Why Is My Logistic Regression So Bad? Troubleshooting Low Accuracy
Introduction
I thought logistic regression would be a reliable baseline.
But I got 58% accuracy — not even close to acceptable.
Here’s how I debugged it, what mistakes I found, and what ultimately helped.
1. “Did I Forget to Normalize?”
Logistic regression isn’t distance-based, but feature scaling still matters.
→ Apply StandardScaler
:
from sklearn.preprocessing import StandardScaler
scaler = StandardScaler()
X_train_scaled = scaler.fit_transform(X_train)
X_test_scaled = scaler.transform(X_test)
📉 Accuracy rose slightly to 60%.
✅ Somewhat better, but still lacking.
2. “Is This Due to Class Imbalance?”
import numpy as np
np.bincount(y_train)
# Output: [870, 130]
💡 Severe imbalance.
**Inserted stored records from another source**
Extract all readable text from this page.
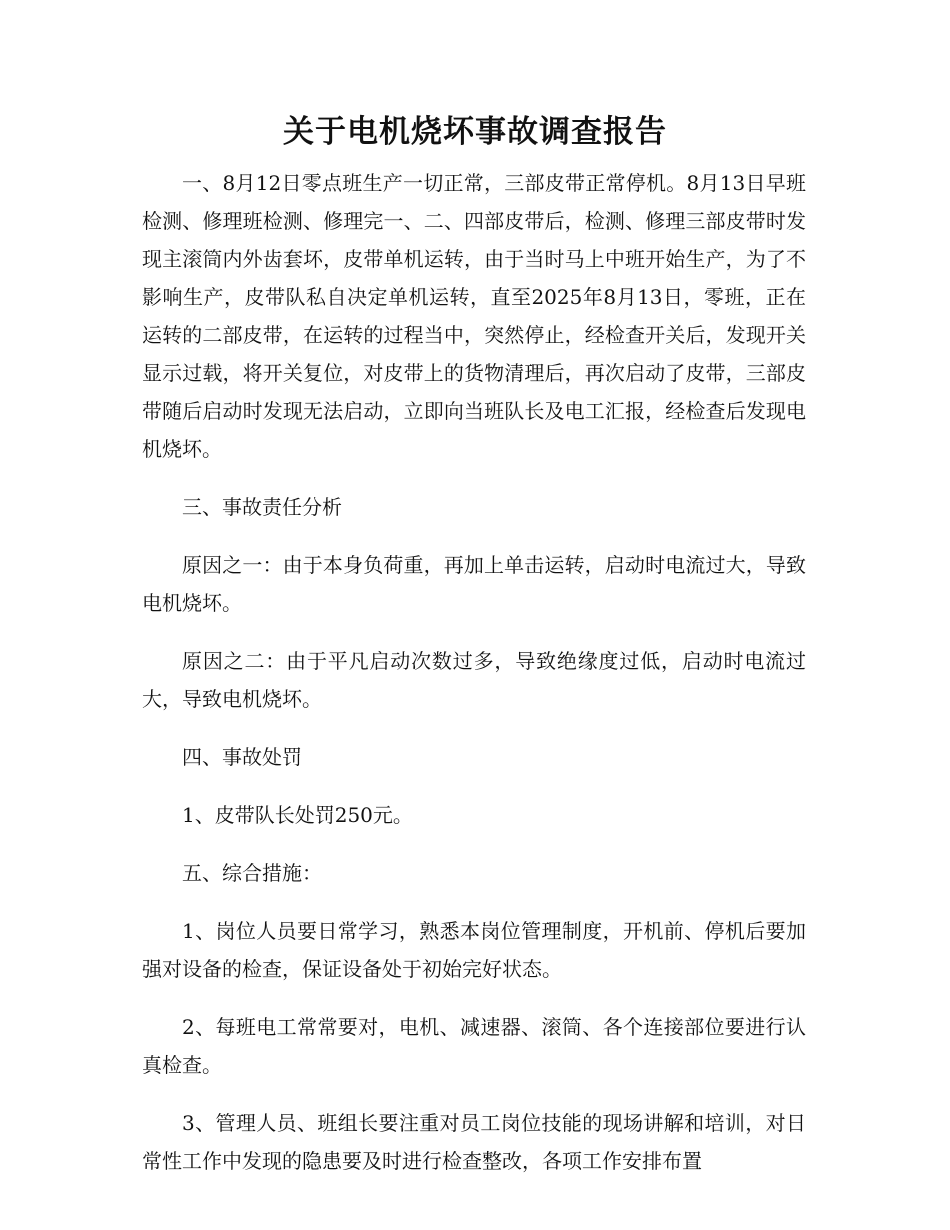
关于电机烧坏事故调查报告

一、8月12日零点班生产一切正常，三部皮带正常停机。8月13日早班检测、修理班检测、修理完一、二、四部皮带后，检测、修理三部皮带时发现主滚筒内外齿套坏，皮带单机运转，由于当时马上中班开始生产，为了不影响生产，皮带队私自决定单机运转，直至2025年8月13日，零班，正在运转的二部皮带，在运转的过程当中，突然停止，经检查开关后，发现开关显示过载，将开关复位，对皮带上的货物清理后，再次启动了皮带，三部皮带随后启动时发现无法启动，立即向当班队长及电工汇报，经检查后发现电机烧坏。

三、事故责任分析

原因之一：由于本身负荷重，再加上单击运转，启动时电流过大，导致电机烧坏。

原因之二：由于平凡启动次数过多，导致绝缘度过低，启动时电流过大，导致电机烧坏。

四、事故处罚

1、皮带队长处罚250元。

五、综合措施：

1、岗位人员要日常学习，熟悉本岗位管理制度，开机前、停机后要加强对设备的检查，保证设备处于初始完好状态。

2、每班电工常常要对，电机、减速器、滚筒、各个连接部位要进行认真检查。

3、管理人员、班组长要注重对员工岗位技能的现场讲解和培训，对日常性工作中发现的隐患要及时进行检查整改，各项工作安排布置
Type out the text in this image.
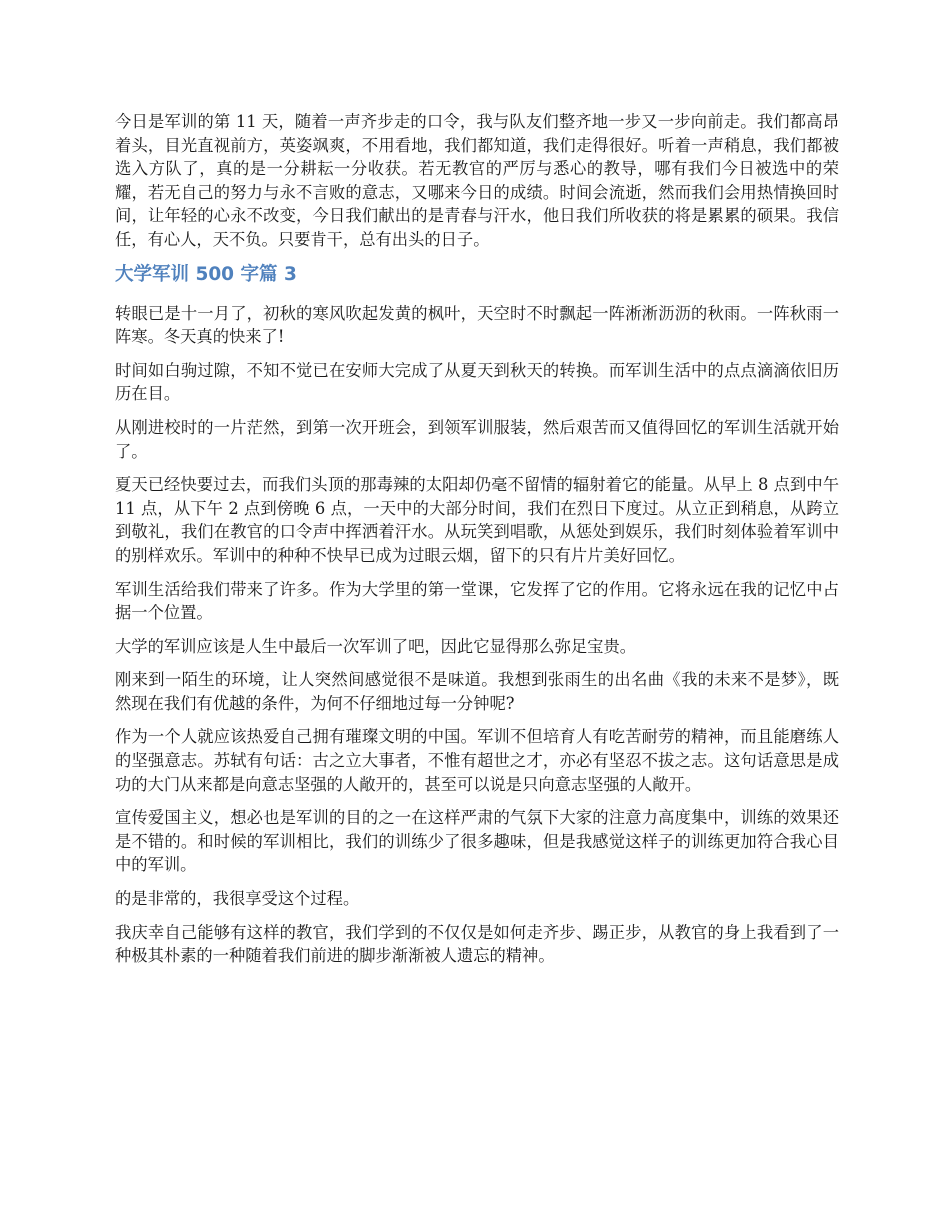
今日是军训的第 11 天，随着一声齐步走的口令，我与队友们整齐地一步又一步向前走。我们都高昂着头，目光直视前方，英姿飒爽，不用看地，我们都知道，我们走得很好。听着一声稍息，我们都被选入方队了，真的是一分耕耘一分收获。若无教官的严厉与悉心的教导，哪有我们今日被选中的荣耀，若无自己的努力与永不言败的意志，又哪来今日的成绩。时间会流逝，然而我们会用热情换回时间，让年轻的心永不改变，今日我们献出的是青春与汗水，他日我们所收获的将是累累的硕果。我信任，有心人，天不负。只要肯干，总有出头的日子。

大学军训 500 字篇 3

转眼已是十一月了，初秋的寒风吹起发黄的枫叶，天空时不时飘起一阵淅淅沥沥的秋雨。一阵秋雨一阵寒。冬天真的快来了!

时间如白驹过隙，不知不觉已在安师大完成了从夏天到秋天的转换。而军训生活中的点点滴滴依旧历历在目。

从刚进校时的一片茫然，到第一次开班会，到领军训服装，然后艰苦而又值得回忆的军训生活就开始了。

夏天已经快要过去，而我们头顶的那毒辣的太阳却仍毫不留情的辐射着它的能量。从早上 8 点到中午 11 点，从下午 2 点到傍晚 6 点，一天中的大部分时间，我们在烈日下度过。从立正到稍息，从跨立到敬礼，我们在教官的口令声中挥洒着汗水。从玩笑到唱歌，从惩处到娱乐，我们时刻体验着军训中的别样欢乐。军训中的种种不快早已成为过眼云烟，留下的只有片片美好回忆。

军训生活给我们带来了许多。作为大学里的第一堂课，它发挥了它的作用。它将永远在我的记忆中占据一个位置。

大学的军训应该是人生中最后一次军训了吧，因此它显得那么弥足宝贵。

刚来到一陌生的环境，让人突然间感觉很不是味道。我想到张雨生的出名曲《我的未来不是梦》，既然现在我们有优越的条件，为何不仔细地过每一分钟呢?

作为一个人就应该热爱自己拥有璀璨文明的中国。军训不但培育人有吃苦耐劳的精神，而且能磨练人的坚强意志。苏轼有句话：古之立大事者，不惟有超世之才，亦必有坚忍不拔之志。这句话意思是成功的大门从来都是向意志坚强的人敞开的，甚至可以说是只向意志坚强的人敞开。

宣传爱国主义，想必也是军训的目的之一在这样严肃的气氛下大家的注意力高度集中，训练的效果还是不错的。和时候的军训相比，我们的训练少了很多趣味，但是我感觉这样子的训练更加符合我心目中的军训。

的是非常的，我很享受这个过程。

我庆幸自己能够有这样的教官，我们学到的不仅仅是如何走齐步、踢正步，从教官的身上我看到了一种极其朴素的一种随着我们前进的脚步渐渐被人遗忘的精神。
Most predictions defaulted to class 0.
Fix: Use class_weight='balanced'
from sklearn.linear_model import LogisticRegression
model = LogisticRegression(class_weight='balanced')
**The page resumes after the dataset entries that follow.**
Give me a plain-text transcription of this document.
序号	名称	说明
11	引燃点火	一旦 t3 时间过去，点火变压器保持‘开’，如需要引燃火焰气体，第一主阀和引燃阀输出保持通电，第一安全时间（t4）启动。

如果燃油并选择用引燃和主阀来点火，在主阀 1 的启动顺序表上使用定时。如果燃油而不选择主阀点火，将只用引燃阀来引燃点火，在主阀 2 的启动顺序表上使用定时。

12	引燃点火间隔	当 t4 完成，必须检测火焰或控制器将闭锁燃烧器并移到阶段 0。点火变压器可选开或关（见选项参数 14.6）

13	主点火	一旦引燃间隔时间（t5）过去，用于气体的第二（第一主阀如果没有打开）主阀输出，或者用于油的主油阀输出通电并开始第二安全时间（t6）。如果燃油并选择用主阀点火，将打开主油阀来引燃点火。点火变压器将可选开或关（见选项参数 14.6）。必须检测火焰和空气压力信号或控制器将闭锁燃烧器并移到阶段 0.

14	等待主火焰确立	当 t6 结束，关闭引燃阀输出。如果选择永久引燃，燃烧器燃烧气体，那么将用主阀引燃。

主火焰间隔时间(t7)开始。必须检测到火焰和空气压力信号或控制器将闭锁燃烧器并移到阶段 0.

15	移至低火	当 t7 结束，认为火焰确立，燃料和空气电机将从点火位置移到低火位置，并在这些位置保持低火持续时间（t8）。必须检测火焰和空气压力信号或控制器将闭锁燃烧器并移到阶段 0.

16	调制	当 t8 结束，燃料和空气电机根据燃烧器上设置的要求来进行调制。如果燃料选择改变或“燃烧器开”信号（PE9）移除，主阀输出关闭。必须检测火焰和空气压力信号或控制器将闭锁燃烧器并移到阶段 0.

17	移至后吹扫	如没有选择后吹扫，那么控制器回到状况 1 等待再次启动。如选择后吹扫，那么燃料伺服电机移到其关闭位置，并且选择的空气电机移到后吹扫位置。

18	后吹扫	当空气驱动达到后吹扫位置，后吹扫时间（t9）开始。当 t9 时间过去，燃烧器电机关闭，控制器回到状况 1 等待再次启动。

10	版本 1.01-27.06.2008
model.fit(X_train_scaled, y_train)
📈 Accuracy now 66%. Recall improved significantly.
3. “What If Accuracy Isn’t the Best Metric?”
Check precision
, recall
, f1
instead:
from sklearn.metrics import classification_report
y_pred = model.predict(X_test_scaled)
print(classification_report(y_test, y_pred))
Insight: Accuracy hid key issues.
- Precision was okay but recall was low
- F1-score showed room for threshold tuning
What I Realized
- Logistic regression is sensitive to preprocessing.
- Imbalanced data can ruin performance.
- Accuracy alone is a misleading metric — look at the full picture.
What I Want to Do Next
- Try threshold tuning for F1 maximization
- Experiment with SMOTE for resampling
- Compare logistic regression with tree-based models
The model wasn’t bad —
I just didn’t understand it well enough. Until now.